High Resolution Melting (HRM) Problem - (May/31/2011 )
Dear Colleagues,
I´m using High Resolution Melting (HRM) approach (Roche) for the gene screening of a gene with 4 exons. I have got fine results for exons 2-4 but i can´t get the result for exon 1. I´m doing all the same like i did with other 3 exons but in each run there is a very low amplification and the increase in the fluorescence signal is very late (after cycle 37). That makes impossible to distinguish samples that have mutations since they are recognized by software either as a non template samples or there is too many samples group based on their Tm.
So far, i have tried to optimize reaction with classic PCR troubleshooting (MgCl2, annealing Tm...) and i have also tried another primer for the same exon but the result wasn´t any better. I have also made the parallel runs of the same samples with different primer combinations at the same run,and i got result for the other exons but not for this problematic first exon again.

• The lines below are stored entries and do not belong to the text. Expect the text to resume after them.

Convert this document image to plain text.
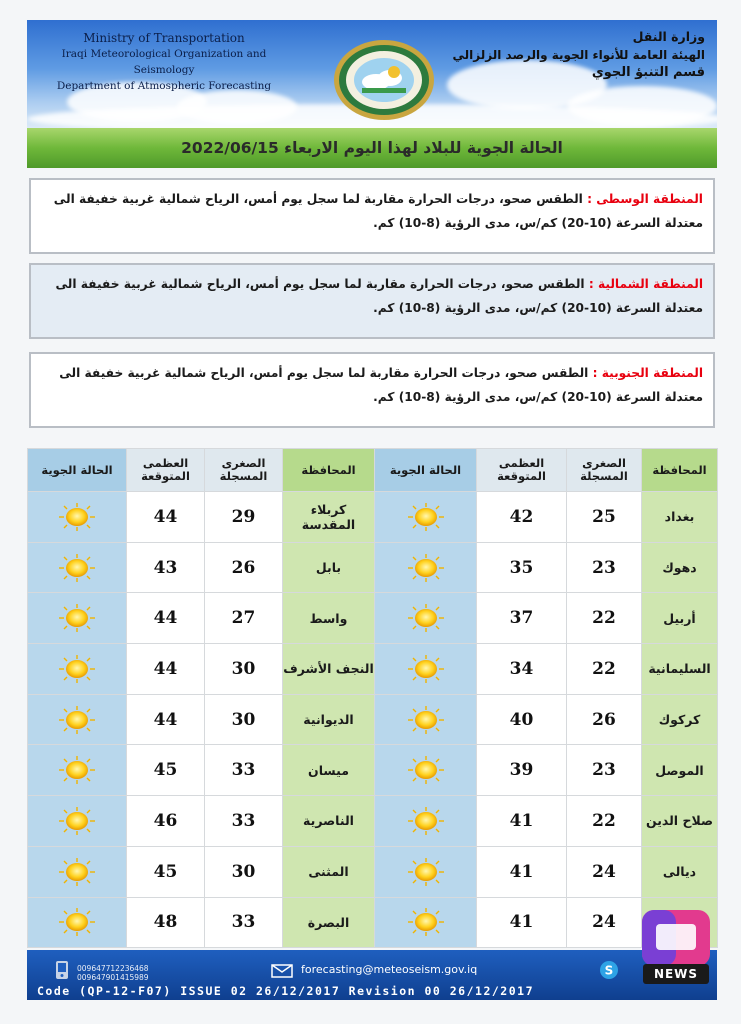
Ministry of Transportation
Iraqi Meteorological Organization and Seismology
Department of Atmospheric Forecasting
وزارة النقل
الهيئة العامة للأنواء الجوية والرصد الزلزالي
قسم التنبؤ الجوي
الحالة الجوية للبلاد لهذا اليوم الاربعاء 2022/06/15
المنطقة الوسطى : الطقس صحو، درجات الحرارة مقاربة لما سجل يوم أمس، الرياح شمالية غربية خفيفة الى معتدلة السرعة (10-20) كم/س، مدى الرؤية (8-10) كم.
المنطقة الشمالية : الطقس صحو، درجات الحرارة مقاربة لما سجل يوم أمس، الرياح شمالية غربية خفيفة الى معتدلة السرعة (10-20) كم/س، مدى الرؤية (8-10) كم.
المنطقة الجنوبية : الطقس صحو، درجات الحرارة مقاربة لما سجل يوم أمس، الرياح شمالية غربية خفيفة الى معتدلة السرعة (10-20) كم/س، مدى الرؤية (8-10) كم.
المحافظة	الصغرى المسجلة	العظمى المتوقعة	الحالة الجوية	المحافظة	الصغرى المسجلة	العظمى المتوقعة	الحالة الجوية
بغداد	25	42		كربلاء المقدسة	29	44	
دهوك	23	35		بابل	26	43	
أربيل	22	37		واسط	27	44	
السليمانية	22	34		النجف الأشرف	30	44	
كركوك	26	40		الديوانية	30	44	
الموصل	23	39		ميسان	33	45	
صلاح الدين	22	41		الناصرية	33	46	
ديالى	24	41		المثنى	30	45	
	24	41		البصرة	33	48	
009647712236468
009647901415989
forecasting@meteoseism.gov.iq	S
Code (QP-12-F07) ISSUE 02 26/12/2017 Revision 00 26/12/2017
NEWS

These primers that i´m using have additional small part of M13 sequence (other colleagues are using them for the sequencing),so i would like to ask if that can somehow affect HRM reaction and should i perhaps use classical PCR primers instead.
I´m kinda running out of ideas what could be a problem with this problematic first exon so any advice or idea what could be wrong or if you experienced the similar problem in the past, would be very useful.
Many thanks for your help.
I would try primers without anything added, that's for sure.
Just an idea, isn't your problematic exon GC rich? Because if you have low amplification with different primers, that would point to it.
Trof on Tue May 31 12:35:39 2011 said:
I would try primers without anything added, that's for sure.
Just an idea, isn't your problematic exon GC rich? Because if you have low amplification with different primers, that would point to it.
That part of the sequence has GC ratio around 55% so that´s not a problem.
Amplification is good for the other exons.
The overall CG ratio could hide a region with high GC (but that's not that likely in 55% overal, unless the rest of the exon is AT rich), maybe check it with GC plot to be sure. There could be only single exon (or a part of it)in whole gene that's GC rich, that's usually the case.
You can try DMSO or betaine anyway (or other enhancers, see this for example), sometimes they enhance PCR for unknown reason.
Obvious advice is to design yet another primers, without M13 likely and take good care about their features (primer-dimer formation), what works for classic PCR may not be enough for HRM.
Splitting the exon in two amplicons sometimes helps!